I want to help the fourth year students with preparing for Maturita as much as possible, because I know some of them are pretty worried, and I want all of them to pass. I want to really try my hardest to make my lessons as engaging as possible, and as helpful as possible. I want them to be happy to come to English class! Also, because there are so many girls at this school, I want to start some kind of girl conversation club, to talk about issues, things that are going on with them, and their home life, and other things that they can share, and feel that they are in a safe place.

That’s a great idea! And what does the Fulbright mission mean to you?
It means getting the chance to experience another culture firsthand, and really immerse yourself totally into one culture. To have them teach you, and you teach them as much as you can, and really take all of it back home to make a bigger difference in your home state and country, so that you have this one-year experience that you will have for a lifetime, and from that you will grow into a much better person, in your profession and in life.
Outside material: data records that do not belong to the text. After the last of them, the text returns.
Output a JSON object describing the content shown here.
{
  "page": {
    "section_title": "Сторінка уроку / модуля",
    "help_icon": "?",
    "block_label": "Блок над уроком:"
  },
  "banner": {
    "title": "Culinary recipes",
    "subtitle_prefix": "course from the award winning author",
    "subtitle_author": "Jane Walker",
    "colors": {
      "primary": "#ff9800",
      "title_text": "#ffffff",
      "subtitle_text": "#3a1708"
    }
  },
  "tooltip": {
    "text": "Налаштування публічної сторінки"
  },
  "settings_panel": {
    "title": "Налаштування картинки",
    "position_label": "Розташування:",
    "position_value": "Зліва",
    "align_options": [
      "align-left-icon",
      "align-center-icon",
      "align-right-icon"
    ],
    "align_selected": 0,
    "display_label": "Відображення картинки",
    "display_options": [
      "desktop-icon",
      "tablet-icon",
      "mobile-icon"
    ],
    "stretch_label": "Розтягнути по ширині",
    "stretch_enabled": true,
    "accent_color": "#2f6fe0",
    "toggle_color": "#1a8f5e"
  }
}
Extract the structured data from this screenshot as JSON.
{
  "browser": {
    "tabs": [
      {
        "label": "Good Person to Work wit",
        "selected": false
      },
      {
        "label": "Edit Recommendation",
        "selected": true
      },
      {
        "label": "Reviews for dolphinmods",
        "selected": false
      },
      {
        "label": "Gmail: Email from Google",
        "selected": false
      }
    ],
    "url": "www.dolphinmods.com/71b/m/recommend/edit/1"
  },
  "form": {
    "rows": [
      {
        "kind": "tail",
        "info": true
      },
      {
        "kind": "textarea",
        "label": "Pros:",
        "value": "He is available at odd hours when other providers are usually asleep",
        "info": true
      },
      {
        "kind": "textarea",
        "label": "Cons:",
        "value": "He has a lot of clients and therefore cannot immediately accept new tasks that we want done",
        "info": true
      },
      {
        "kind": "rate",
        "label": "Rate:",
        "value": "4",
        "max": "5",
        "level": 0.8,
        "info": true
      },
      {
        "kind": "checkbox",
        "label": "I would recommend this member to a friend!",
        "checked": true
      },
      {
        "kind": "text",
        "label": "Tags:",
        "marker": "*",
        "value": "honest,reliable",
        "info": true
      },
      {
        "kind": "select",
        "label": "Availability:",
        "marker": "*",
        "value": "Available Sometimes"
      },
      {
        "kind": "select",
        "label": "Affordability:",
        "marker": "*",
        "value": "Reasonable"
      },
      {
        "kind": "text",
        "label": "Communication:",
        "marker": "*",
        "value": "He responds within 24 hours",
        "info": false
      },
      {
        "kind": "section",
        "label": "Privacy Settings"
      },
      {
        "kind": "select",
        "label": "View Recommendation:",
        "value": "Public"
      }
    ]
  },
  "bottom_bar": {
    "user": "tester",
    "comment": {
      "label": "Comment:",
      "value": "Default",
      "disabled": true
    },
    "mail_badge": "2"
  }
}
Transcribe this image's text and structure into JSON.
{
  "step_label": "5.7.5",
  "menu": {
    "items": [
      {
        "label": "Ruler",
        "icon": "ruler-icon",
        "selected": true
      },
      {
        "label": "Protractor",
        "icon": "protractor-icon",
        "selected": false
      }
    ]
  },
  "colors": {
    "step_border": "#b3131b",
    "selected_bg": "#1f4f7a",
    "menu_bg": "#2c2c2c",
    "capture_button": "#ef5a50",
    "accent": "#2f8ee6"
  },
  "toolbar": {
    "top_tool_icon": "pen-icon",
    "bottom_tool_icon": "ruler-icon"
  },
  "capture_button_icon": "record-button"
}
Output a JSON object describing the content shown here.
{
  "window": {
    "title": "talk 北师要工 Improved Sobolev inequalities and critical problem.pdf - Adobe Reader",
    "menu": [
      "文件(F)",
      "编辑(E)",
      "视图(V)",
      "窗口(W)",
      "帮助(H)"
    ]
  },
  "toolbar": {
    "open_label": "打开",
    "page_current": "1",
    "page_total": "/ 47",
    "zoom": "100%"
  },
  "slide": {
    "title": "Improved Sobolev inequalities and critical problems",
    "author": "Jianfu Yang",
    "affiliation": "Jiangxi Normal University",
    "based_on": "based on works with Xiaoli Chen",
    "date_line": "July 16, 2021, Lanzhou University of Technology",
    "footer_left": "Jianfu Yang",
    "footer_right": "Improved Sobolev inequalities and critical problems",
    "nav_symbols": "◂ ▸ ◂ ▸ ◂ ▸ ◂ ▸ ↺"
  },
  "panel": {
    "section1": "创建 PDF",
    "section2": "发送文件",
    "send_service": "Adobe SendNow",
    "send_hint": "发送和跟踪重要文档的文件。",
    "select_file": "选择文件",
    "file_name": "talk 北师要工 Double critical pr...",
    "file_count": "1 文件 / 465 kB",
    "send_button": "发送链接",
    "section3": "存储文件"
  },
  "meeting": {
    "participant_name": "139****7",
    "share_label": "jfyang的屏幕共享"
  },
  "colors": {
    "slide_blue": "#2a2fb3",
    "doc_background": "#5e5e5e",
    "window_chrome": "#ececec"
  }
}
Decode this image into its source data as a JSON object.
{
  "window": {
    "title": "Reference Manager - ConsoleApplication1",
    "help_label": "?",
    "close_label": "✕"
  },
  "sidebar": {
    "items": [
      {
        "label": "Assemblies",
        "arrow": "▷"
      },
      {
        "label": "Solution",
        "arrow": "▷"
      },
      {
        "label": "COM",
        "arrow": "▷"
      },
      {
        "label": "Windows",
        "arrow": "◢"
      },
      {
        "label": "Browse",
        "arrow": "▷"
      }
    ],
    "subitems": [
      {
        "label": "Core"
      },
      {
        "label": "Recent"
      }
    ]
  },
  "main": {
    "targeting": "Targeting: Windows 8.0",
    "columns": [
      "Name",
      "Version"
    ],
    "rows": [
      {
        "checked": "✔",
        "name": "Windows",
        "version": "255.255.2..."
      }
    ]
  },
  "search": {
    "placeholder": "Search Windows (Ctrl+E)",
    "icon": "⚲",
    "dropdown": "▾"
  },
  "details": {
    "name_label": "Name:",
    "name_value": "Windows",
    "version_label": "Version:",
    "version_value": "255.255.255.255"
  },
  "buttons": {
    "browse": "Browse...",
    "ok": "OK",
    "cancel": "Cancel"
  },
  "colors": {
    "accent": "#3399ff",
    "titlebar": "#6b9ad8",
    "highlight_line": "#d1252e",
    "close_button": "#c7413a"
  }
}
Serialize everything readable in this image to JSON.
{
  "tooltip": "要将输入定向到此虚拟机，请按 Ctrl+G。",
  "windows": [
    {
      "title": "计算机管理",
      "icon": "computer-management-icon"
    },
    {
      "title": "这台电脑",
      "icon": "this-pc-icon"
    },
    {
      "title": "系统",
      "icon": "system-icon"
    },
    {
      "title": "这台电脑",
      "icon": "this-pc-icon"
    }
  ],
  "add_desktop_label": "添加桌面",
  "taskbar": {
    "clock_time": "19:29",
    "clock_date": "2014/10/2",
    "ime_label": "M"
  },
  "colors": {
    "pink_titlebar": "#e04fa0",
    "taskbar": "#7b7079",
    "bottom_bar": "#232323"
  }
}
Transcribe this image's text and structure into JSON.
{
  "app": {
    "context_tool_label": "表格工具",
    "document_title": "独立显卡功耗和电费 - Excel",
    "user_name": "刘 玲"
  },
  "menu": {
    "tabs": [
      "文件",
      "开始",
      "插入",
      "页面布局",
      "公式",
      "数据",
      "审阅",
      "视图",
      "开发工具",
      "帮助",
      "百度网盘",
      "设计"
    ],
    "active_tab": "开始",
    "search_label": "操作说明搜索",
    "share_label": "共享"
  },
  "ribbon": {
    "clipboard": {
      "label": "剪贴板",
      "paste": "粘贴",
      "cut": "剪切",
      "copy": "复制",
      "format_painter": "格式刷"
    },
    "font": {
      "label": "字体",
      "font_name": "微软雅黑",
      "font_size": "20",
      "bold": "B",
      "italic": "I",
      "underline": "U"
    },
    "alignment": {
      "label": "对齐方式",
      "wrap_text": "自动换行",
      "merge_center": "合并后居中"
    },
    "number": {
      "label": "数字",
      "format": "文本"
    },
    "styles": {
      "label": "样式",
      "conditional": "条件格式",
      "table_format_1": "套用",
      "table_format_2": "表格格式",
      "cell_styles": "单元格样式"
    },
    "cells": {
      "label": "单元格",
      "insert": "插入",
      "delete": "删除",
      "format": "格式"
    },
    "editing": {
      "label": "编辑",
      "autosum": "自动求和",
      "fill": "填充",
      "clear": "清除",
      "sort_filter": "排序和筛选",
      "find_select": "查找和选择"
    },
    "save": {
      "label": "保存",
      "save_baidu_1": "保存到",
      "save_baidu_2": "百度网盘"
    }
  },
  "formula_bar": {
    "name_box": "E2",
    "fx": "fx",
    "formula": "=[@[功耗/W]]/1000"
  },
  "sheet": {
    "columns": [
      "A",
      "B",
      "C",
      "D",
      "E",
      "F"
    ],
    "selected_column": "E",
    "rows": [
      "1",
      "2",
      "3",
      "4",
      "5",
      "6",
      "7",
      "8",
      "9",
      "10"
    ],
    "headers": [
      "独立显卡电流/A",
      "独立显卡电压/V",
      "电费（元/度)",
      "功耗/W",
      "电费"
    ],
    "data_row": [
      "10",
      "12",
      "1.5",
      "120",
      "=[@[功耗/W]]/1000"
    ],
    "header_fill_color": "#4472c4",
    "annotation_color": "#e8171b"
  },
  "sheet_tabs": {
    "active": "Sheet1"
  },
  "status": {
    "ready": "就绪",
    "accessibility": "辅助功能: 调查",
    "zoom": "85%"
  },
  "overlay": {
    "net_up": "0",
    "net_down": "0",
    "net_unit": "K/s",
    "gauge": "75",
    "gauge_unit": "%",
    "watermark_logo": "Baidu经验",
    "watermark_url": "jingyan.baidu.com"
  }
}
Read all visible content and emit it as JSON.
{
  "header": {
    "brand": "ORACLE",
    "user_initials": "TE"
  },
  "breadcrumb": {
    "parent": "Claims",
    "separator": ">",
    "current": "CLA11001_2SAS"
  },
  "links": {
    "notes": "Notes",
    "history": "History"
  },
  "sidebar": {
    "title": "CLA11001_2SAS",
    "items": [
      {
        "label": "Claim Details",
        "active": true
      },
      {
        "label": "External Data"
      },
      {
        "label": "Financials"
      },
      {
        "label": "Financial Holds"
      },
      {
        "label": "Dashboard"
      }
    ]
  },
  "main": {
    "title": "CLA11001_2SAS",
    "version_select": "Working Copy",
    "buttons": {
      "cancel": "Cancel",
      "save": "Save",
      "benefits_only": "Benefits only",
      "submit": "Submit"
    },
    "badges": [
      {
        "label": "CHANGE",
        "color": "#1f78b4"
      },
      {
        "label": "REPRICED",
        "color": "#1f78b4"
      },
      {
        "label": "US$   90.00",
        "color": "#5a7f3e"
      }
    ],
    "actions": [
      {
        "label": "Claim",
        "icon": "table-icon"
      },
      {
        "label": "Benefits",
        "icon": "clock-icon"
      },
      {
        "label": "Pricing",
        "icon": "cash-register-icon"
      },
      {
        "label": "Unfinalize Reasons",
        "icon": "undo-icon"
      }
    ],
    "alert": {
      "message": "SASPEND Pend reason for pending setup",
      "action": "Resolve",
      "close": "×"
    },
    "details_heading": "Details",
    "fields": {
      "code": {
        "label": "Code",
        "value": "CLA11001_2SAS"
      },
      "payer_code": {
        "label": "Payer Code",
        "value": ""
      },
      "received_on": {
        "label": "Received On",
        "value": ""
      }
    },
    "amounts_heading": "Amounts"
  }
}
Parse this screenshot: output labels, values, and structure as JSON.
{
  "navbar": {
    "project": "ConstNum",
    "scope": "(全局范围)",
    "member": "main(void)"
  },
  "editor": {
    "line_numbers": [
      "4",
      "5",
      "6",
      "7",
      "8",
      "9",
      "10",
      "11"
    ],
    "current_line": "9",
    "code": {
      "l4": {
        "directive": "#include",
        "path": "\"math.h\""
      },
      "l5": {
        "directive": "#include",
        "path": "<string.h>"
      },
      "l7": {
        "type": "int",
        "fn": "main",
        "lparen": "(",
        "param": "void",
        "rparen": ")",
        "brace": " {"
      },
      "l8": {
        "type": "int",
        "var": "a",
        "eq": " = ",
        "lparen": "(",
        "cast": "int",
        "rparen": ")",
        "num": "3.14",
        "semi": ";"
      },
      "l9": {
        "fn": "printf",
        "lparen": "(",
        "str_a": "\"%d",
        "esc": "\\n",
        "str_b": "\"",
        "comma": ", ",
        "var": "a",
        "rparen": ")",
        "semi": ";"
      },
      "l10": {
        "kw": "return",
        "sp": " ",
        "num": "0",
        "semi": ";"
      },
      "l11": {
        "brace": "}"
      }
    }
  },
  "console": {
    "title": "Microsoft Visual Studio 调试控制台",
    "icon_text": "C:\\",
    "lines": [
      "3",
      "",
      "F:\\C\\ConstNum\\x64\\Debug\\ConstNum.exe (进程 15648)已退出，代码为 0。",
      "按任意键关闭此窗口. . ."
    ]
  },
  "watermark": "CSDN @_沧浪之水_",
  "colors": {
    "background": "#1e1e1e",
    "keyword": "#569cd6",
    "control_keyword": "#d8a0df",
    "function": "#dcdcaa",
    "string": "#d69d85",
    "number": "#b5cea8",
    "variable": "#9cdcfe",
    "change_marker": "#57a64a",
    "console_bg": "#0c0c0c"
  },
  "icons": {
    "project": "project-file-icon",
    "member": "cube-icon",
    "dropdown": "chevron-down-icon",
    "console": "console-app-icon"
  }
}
And how do you think your life will change as a result of this year abroad with Fulbright?
I think I’ll definitely be more independent, because before this, I hadn’t lived or traveled by myself or tried speaking another language before. I think I will be better able to know what I want, and get it done, and to be a stronger person from this in many ways, like socially, and knowing how to budget well, too. It will also make me a better leader, because I think that sometimes the students look up to me, because I’m older and teaching the class, and so I will continue trying to do that for the other people in my life. And especially for when I become a teacher, I’ve learned from this experience what works in a classroom and what doesn’t, and also really being able to talk to, collaborate, and work with my colleagues who are from different backgrounds than me.

Why do you think it’s beneficial for teachers to try teaching in a foreign country?
Because the education system here is a lot different from in America. I think there’s some good things, and some not so good things about it, but you can learn from a different education system of what works and what doesn’t work, which you can bring back to your home country. You also get to learn how to cooperate with people who come from a totally different background from you, and you will have to learn how to adapt quickly to these new experiences, and to working with new people and students who are probably going to be very different from you, as well as learning to work well, and not just for yourself, but for the other people around you.

And do you have any advice for people who might be considering applying for a Fulbright, or teaching abroad?

Go for it, and try it! I almost didn’t finish my application, because I was very nervous about whether or not I would get it, and I was worried about finishing my senior thesis and all of that. I had doubts about whether or not I would get it, but then I just decided to go for it. And I got it! I think if I had doubted myself, and not tried, then I wouldn’t have had this amazing opportunity. So just go for it; it’s going to be worthwhile! Everything happens for a reason!

Do you have plans for what you’ll do after your Fulbright year?

I plan to finish my Master’s degree in Special Education at Chapman University. Then, I plan to become a special education teacher for a few years, and then after that, I want to go into administration.

And is there anything else you’d like to add?
I’m so thankful to the Fulbright program for accepting me, and I love my town, the people in it, and all of my students!